Menteri ESDM Bahlil Lahadalia memastikan harga Compressed Natural Gas atau CNG akan dibuat kompetitif jika nantinya dipakai sebagai pengganti LPG 3 kilogram. Ia menegaskan harga CNG tidak boleh lebih mahal dari LPG subsidi yang saat ini beredar di pasaran.

“Minimal sama,” kata Bahlil saat ditemui wartawan di Kementerian ESDM, Jakarta, Rabu (6/6/2026). Pernyataan itu menjadi sinyal bahwa pemerintah tidak hanya mendorong transisi energi, tetapi juga menjaga agar biaya energi rumah tangga tetap terjangkau.

CNG Disiapkan Sebagai Alternatif LPG

Pemerintah sedang mengembangkan CNG sebagai opsi pengganti LPG karena bahan bakunya tersedia melimpah di dalam negeri. Langkah ini ditujukan untuk mengurangi ketergantungan pada impor LPG yang selama ini masih besar.

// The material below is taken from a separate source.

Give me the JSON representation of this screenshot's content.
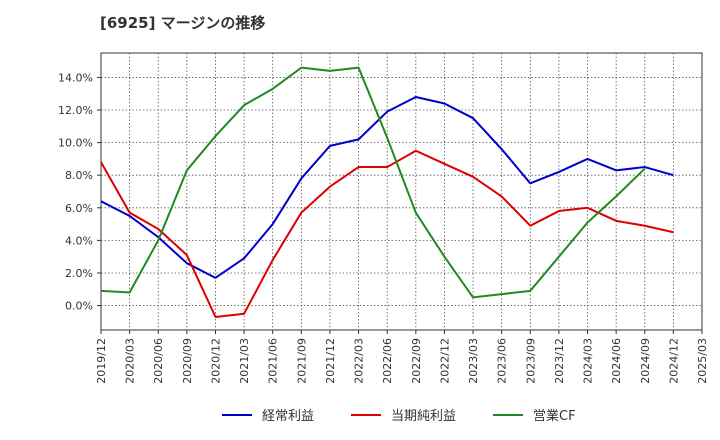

Bahlil menjelaskan bahwa Indonesia masih mengimpor sekitar 8,6 juta ton LPG per tahun untuk memenuhi kebutuhan nasional. Nilai devisa yang keluar dari impor itu mencapai Rp 120 triliun sampai Rp 150 triliun per tahun, dan jumlahnya bisa meningkat bila harga minyak dunia naik.

Potensi Penghematan Devisa

Menurut Bahlil, pemakaian CNG bisa membantu negara menghemat devisa hingga ratusan triliun rupiah. Pemerintah juga menilai efisiensi energi menjadi alasan utama untuk mencari pengganti LPG dari sumber daya yang tersedia di dalam negeri.

“Tidak ada cara lain dalam rangka efisiensi adalah kita mencari akal agar bahan baku yang ada di negara kita itu bisa dikonversi untuk mengganti LPG,” ujarnya. Dalam penjelasan itu, pemerintah juga menyoroti besarnya beban subsidi energi yang disebut berada pada kisaran Rp 80 sampai Rp 500 triliun.

Sudah Dipakai di Sektor Tertentu

Penggunaan CNG sebenarnya bukan hal baru di Indonesia karena sudah lazim dipakai di sejumlah sektor. Restoran, hotel, dan transportasi telah menggunakan CNG dengan kapasitas 12 kilogram dan 20 kilogram.

Saat ini pemerintah mendorong uji coba agar CNG bisa dikemas dalam tabung 3 kilogram seperti LPG yang dipakai masyarakat luas. Proses itu masih berjalan, sehingga harga jual akhirnya belum diumumkan secara rinci selain penegasan bahwa nilainya akan dijaga setara atau tidak melampaui LPG 3 kilogram.

Bahlil menambahkan bahwa uji coba tabung 3 kilogram menjadi tahap yang harus dituntaskan lebih dulu sebelum CNG bisa digunakan lebih luas oleh masyarakat. Dengan arah kebijakan tersebut, pemerintah menempatkan CNG bukan hanya sebagai alternatif teknis, tetapi juga sebagai bagian dari strategi mengurangi impor dan menjaga keterjangkauan energi.